A 6-year-old female with no past medical history presented to the ED for acute changes in temperament and speech. One month prior, she experienced rapid behavioral shifts, followed by mid-sentence staring spells. One week before admission, she developed new-onset stuttering. On admission, a neurological examination showed expressive aphasia. She demonstrated emotional lability related to speech production, with instances of aggression after language errors and rapid improvement in mood upon correctly identifying words.

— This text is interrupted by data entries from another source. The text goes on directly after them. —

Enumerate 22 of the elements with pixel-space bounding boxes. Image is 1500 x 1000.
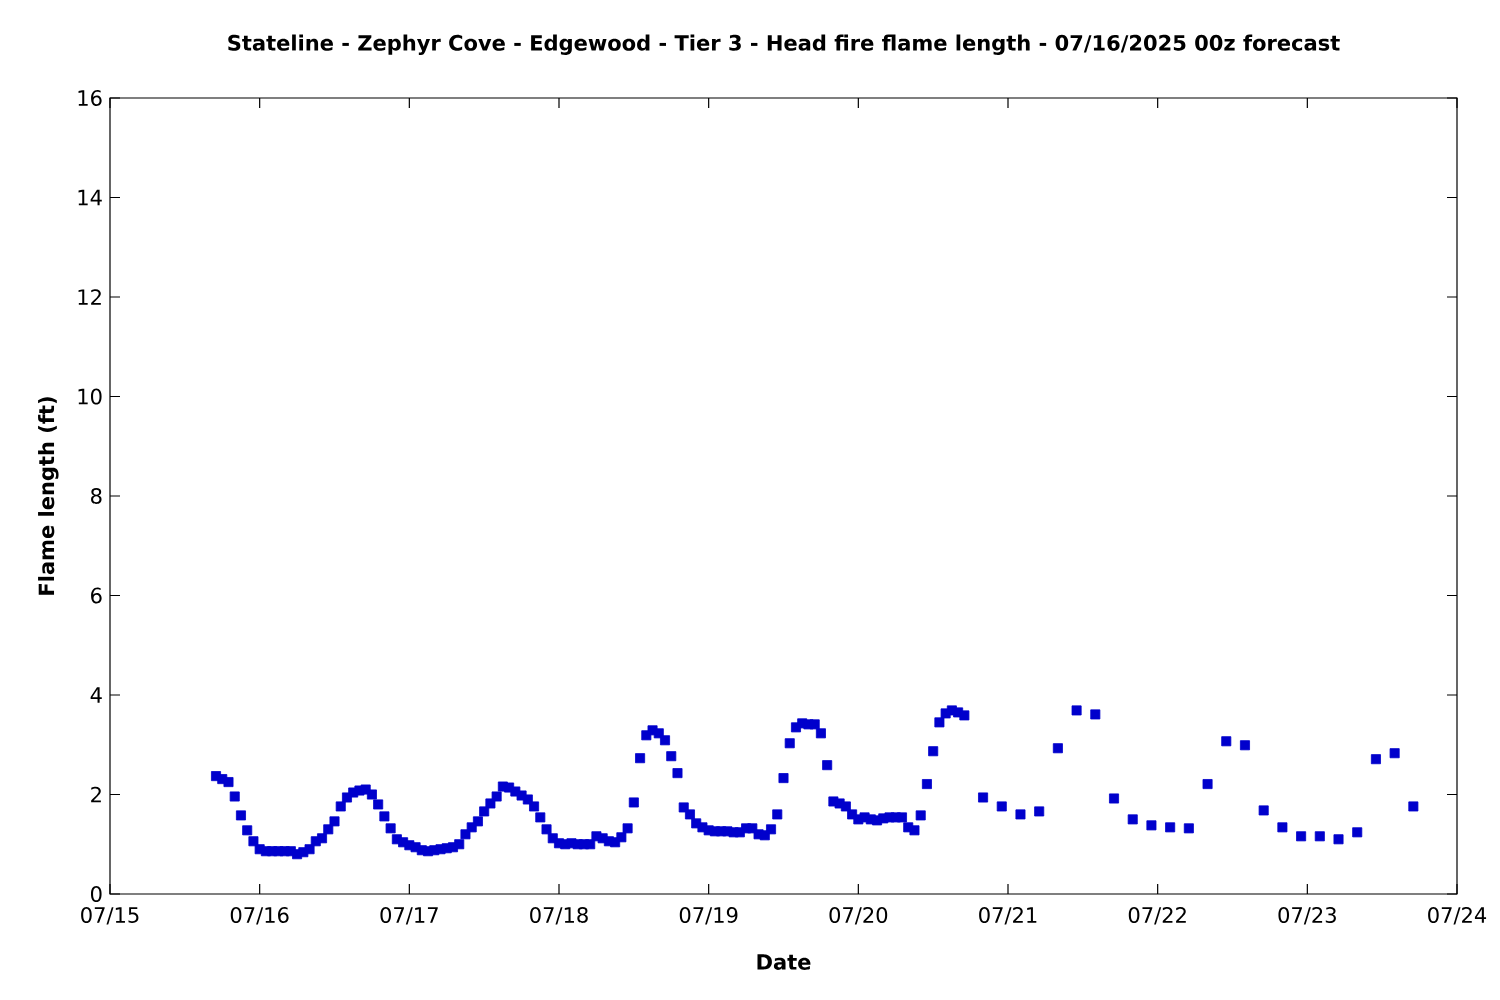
y-tick-label: 2 [91, 786, 101, 803]
y-tick-label: 4 [90, 687, 102, 703]
x-tick-label: 07/23 [1278, 907, 1336, 925]
x-tick-label: 07/21 [979, 907, 1037, 925]
y-tick-label: 0 [90, 886, 102, 902]
y-tick-label: 6 [91, 587, 102, 604]
y-tick-label: 16 [78, 90, 102, 106]
x-tick-label: 07/24 [1428, 907, 1487, 925]
y-axis-title: Flame length (ft) [38, 397, 59, 595]
x-tick-label: 07/15 [81, 907, 139, 925]
x-tick-label: 07/22 [1128, 907, 1186, 925]
y-tick-label: 10 [78, 388, 102, 405]
x-tick-label: 07/17 [380, 907, 438, 925]
x-tick-label: 07/20 [829, 907, 888, 925]
y-tick-label: 14 [78, 189, 102, 206]
x-axis-title: Date [757, 954, 811, 970]
y-tick-label: 12 [78, 289, 101, 305]
x-tick-label: 07/18 [530, 907, 588, 925]
y-tick-label: 8 [91, 488, 102, 504]
x-tick-label: 07/19 [679, 907, 738, 925]
chart-title: Stateline - Zephyr Cove - Edgewood - Tier 3 - Head fire flame length - 07/16/2025 00z forecast [228, 34, 1340, 55]
x-tick-label: 07/16 [230, 907, 289, 925]
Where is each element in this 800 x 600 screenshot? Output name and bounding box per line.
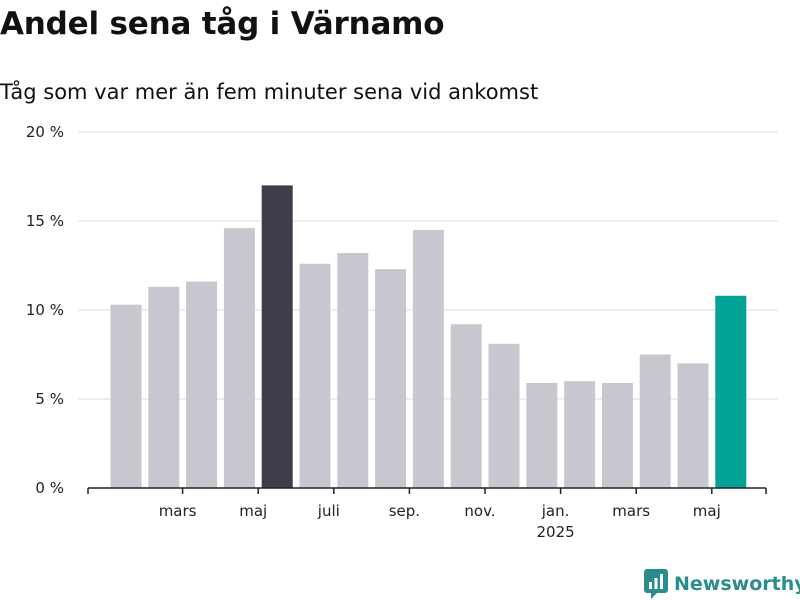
bar <box>261 185 293 488</box>
x-axis: mars maj juli sep. nov. jan. 2025 mars maj <box>87 487 767 541</box>
x-tick-year-label: 2025 <box>537 523 575 541</box>
bar <box>412 229 444 488</box>
y-tick-label: 10 % <box>26 301 64 319</box>
newsworthy-logo: Newsworthy <box>644 569 800 599</box>
bar <box>564 381 596 488</box>
bar <box>110 304 142 488</box>
bar <box>450 324 482 488</box>
x-tick-label: jan. <box>541 502 570 520</box>
y-axis-ticks: 0 % 5 % 10 % 15 % 20 % <box>26 123 64 497</box>
chart-title: Andel sena tåg i Värnamo <box>0 6 445 42</box>
y-tick-label: 5 % <box>35 390 64 408</box>
bar <box>715 295 747 488</box>
bar <box>488 343 520 488</box>
chart-subtitle: Tåg som var mer än fem minuter sena vid … <box>0 80 539 104</box>
bar <box>375 269 407 488</box>
bar <box>601 382 633 488</box>
x-tick-label: maj <box>693 502 721 520</box>
bar <box>186 281 218 488</box>
bar <box>223 228 255 488</box>
y-tick-label: 15 % <box>26 212 64 230</box>
x-tick-label: maj <box>239 502 267 520</box>
bar <box>299 263 331 488</box>
x-tick-label: mars <box>612 502 650 520</box>
bar <box>526 382 558 488</box>
newsworthy-logo-text: Newsworthy <box>674 573 800 595</box>
y-tick-label: 0 % <box>35 479 64 497</box>
x-tick-label: nov. <box>464 502 495 520</box>
newsworthy-logo-icon <box>644 569 668 599</box>
bar <box>148 286 180 488</box>
x-tick-label: mars <box>159 502 197 520</box>
x-tick-label: juli <box>317 502 340 520</box>
bar <box>639 354 671 488</box>
bar <box>337 253 369 488</box>
y-tick-label: 20 % <box>26 123 64 141</box>
x-tick-label: sep. <box>389 502 420 520</box>
bars <box>110 185 747 488</box>
bar <box>677 363 709 488</box>
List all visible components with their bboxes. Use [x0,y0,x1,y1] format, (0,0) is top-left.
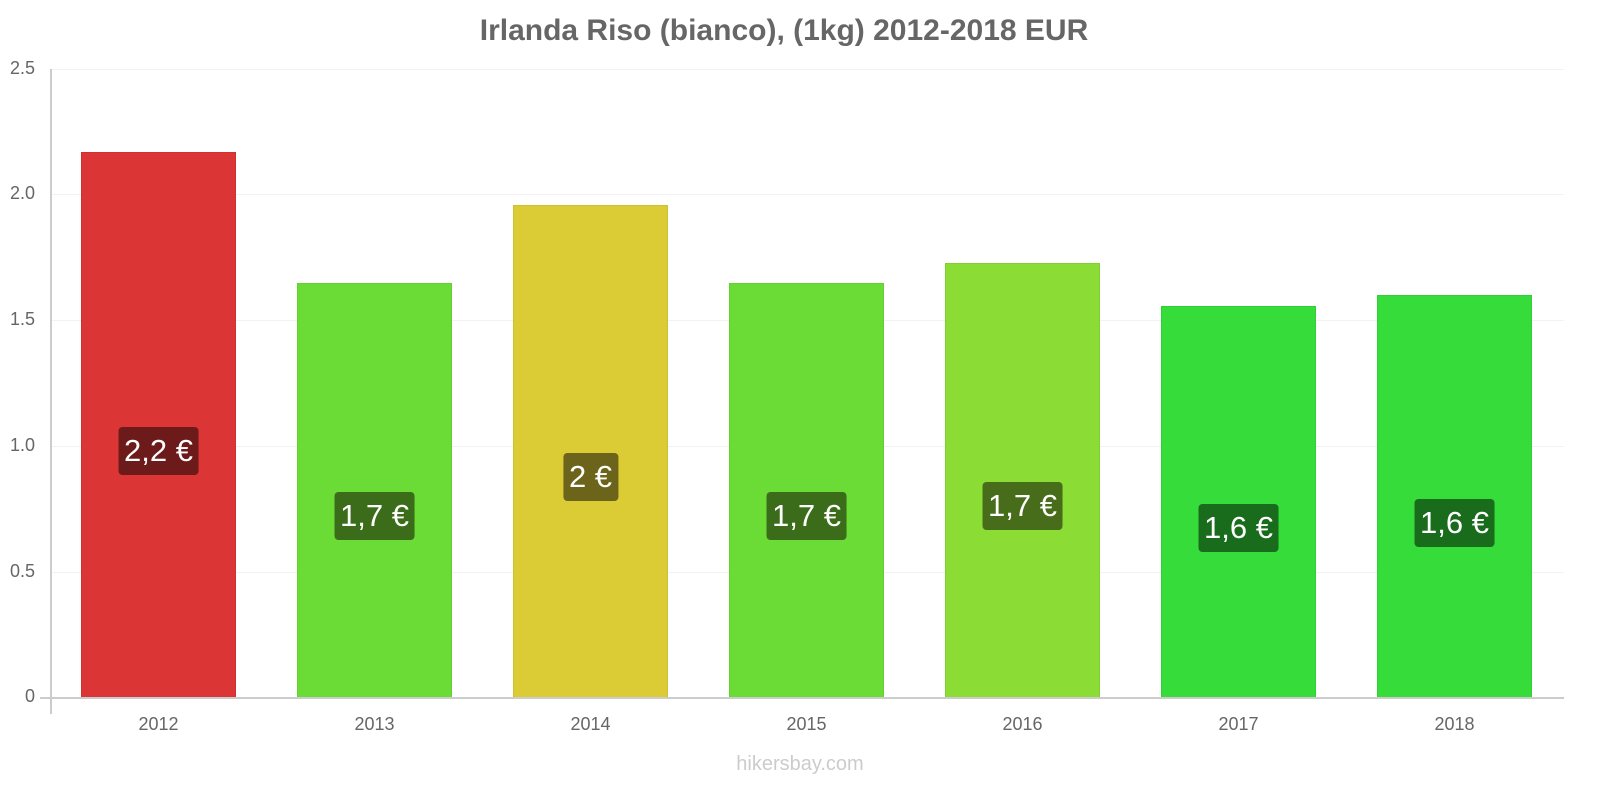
watermark: hikersbay.com [736,753,864,775]
data-label: 1,6 € [1414,498,1495,547]
bar-2017[interactable] [1161,305,1316,698]
bar-2015[interactable] [729,282,884,698]
y-tick-label: 1.5 [9,309,35,329]
y-tick-label: 2.0 [9,183,35,203]
data-label: 1,6 € [1198,503,1279,552]
bar-2012[interactable] [81,152,236,698]
x-tick-label: 2014 [570,714,611,734]
bar-2013[interactable] [297,282,452,698]
x-tick-label: 2015 [786,714,827,734]
x-axis-line [40,697,1564,699]
x-tick-label: 2012 [138,714,179,734]
x-tick-label: 2018 [1434,714,1475,734]
y-tick-label: 2.5 [9,58,35,78]
chart-title: Irlanda Riso (bianco), (1kg) 2012-2018 E… [479,14,1089,47]
bar-2016[interactable] [945,262,1100,698]
y-tick-label: 0 [24,686,35,706]
gridline [52,194,1564,195]
gridline [52,69,1564,70]
bar-2014[interactable] [513,204,668,698]
y-axis-line [50,69,52,714]
x-tick-label: 2017 [1218,714,1259,734]
data-label: 2,2 € [118,427,199,475]
data-label: 1,7 € [982,482,1063,531]
bar-2018[interactable] [1377,295,1532,698]
data-label: 1,7 € [334,492,415,541]
y-tick-label: 1.0 [9,435,35,455]
data-label: 1,7 € [766,492,847,541]
x-tick-label: 2013 [354,714,395,734]
x-tick-label: 2016 [1002,714,1043,734]
y-tick-label: 0.5 [9,561,35,581]
data-label: 2 € [562,453,619,502]
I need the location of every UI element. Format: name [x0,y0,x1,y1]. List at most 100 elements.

Laboratory tests, including CMP, CBC, and UDS, were normal. Brain MRI with and without contrast was unremarkable. The initial EEG showed focal epileptiform discharges, prompting the initiation of levetiracetam. CSF analysis was without signs of infection or inflammation. Methylprednisolone was initiated for suspected autoimmune encephalitis (AIE). After five days of therapy, her agitation worsened, with new lip smacking and left-sided facial droop. Repeat EEG showed generalized slowing with areas of increased electrical activity and cortical dysfunction, prompting the addition of valproic acid. While these medication changes resulted in reduced aggression, emotional lability persisted.
Due to persistent symptoms despite a dual anti-epileptic treatment regimen, a third EEG was ordered, which revealed left hemispheric delta brushes, supporting the diagnosis of AIE. This was confirmed 2 weeks later with positive CSF NMDA-receptor antibody titer.